Even when ineffective, Government eradication efforts have the perverse effect of generating resentment among the poppy growers, who are concentrated in southern Taliban strongholds, such as Helmand and Kandahar. Meanwhile, the Taliban, who sought to eradicate poppy cultivation when they were in charge, have now established themselves as the protectors of peasants whose livelihood depends on income from poppies. Thus, the poppy economy tends to strengthen political support for the insurgency in certain key areas.

Writing in U.S. News & World Report, Vartan Gregorian, president of the Carnegie Corporation of New York, a philanthropic foundation, proposes turning that last liability into an asset. He cites a proposal put forward in 2005 by the Senlis Council (now, the International Council for Security and Development). The objective is to redirect the same farming activity into a legal route through village-based licensing and production of pharmaceutical morphine. Similar programs, supported by the United States, have succeeded in places like India and Turkey (although presumably on a different scale). The plan could lay a viable and legal basis for economic development and provide affordable pain-relieving drugs for developing countries. Gregorian notes that 80 percent of the world’s people currently have no access to morphine.

Skeptics argue that Afghanistan’s corrupt and inefficient government is incapable of administering such a program effectively and that the price for legal opium is far less than the criminal enterprises will pay.
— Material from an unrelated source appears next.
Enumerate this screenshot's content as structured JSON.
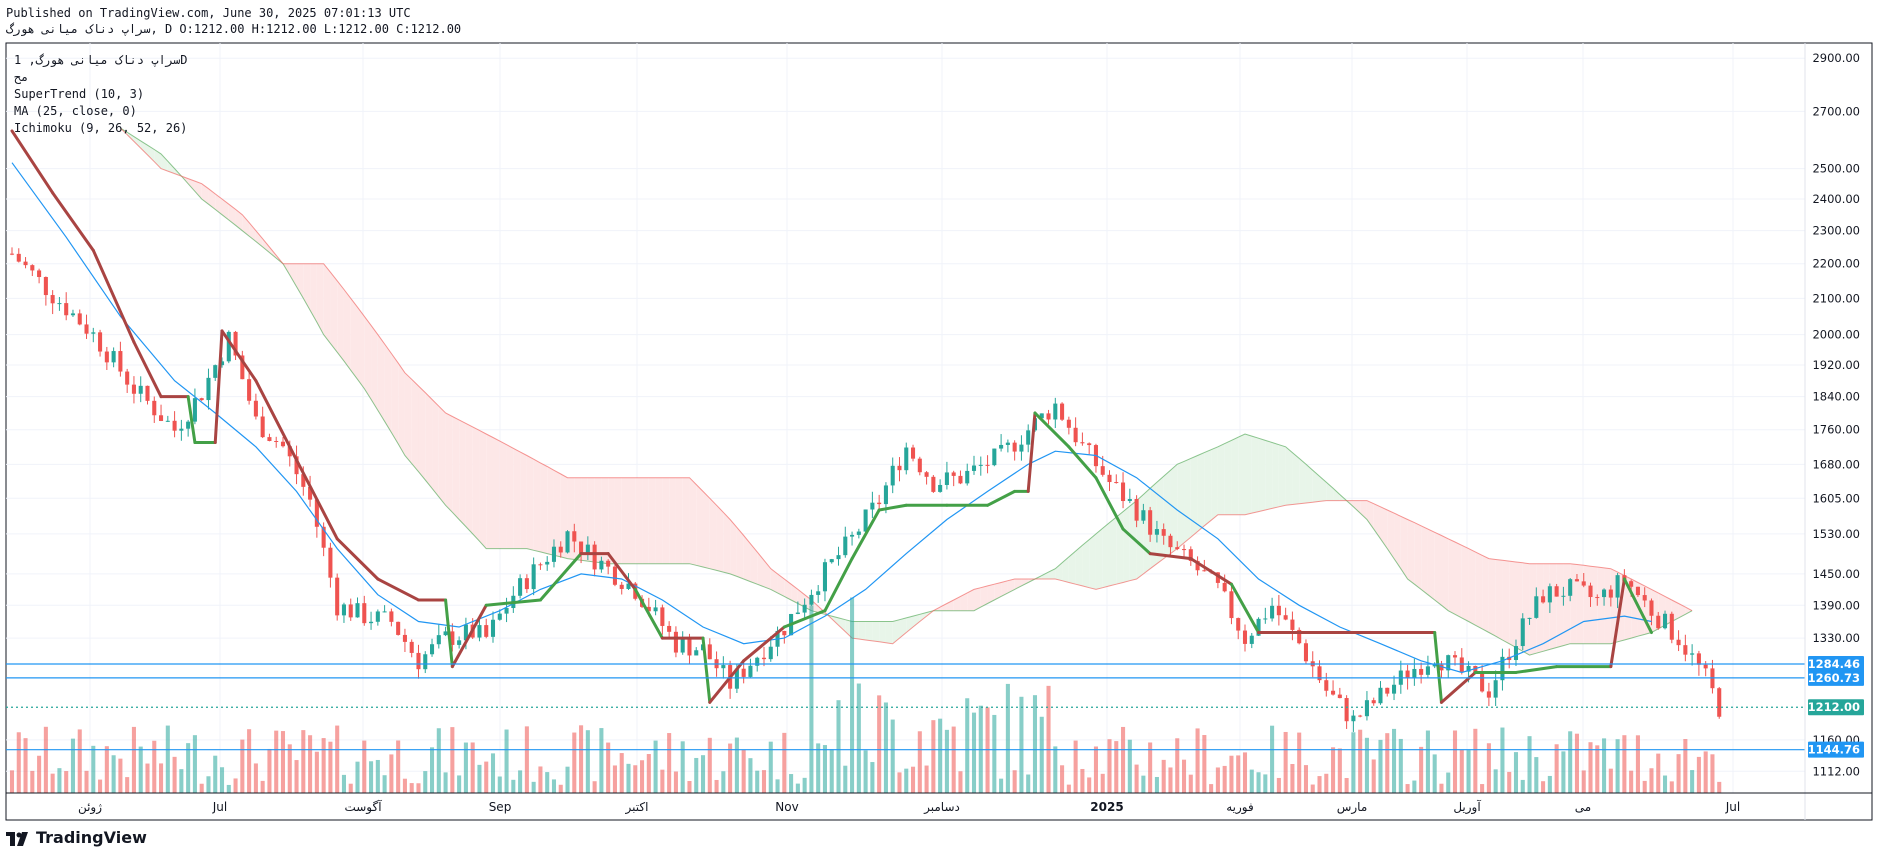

To that, Gregorian suggests that multinational administration could help, but also that virtually anything would be an improvement over the present situation: the poppy production is already there, already central to the Afghan economy, and highly resistant to eradication. In addition, if less remunerative, a legal opium market would be more stable and less dangerous to the farmers than the current system. Traditional authorities could be co-opted into the program’s administration, and Afghan clerics could point out that the production of addictive substances is forbidden under Islam, while the production of medicines certainly is not.

Of course, Gregorian’s proposal, on its own, would not be a solution to Afghanistan’s problems. By providing viable economic foundation, however, it could be a useful and even necessary supplement to military and diplomatic efforts to secure the country’s future.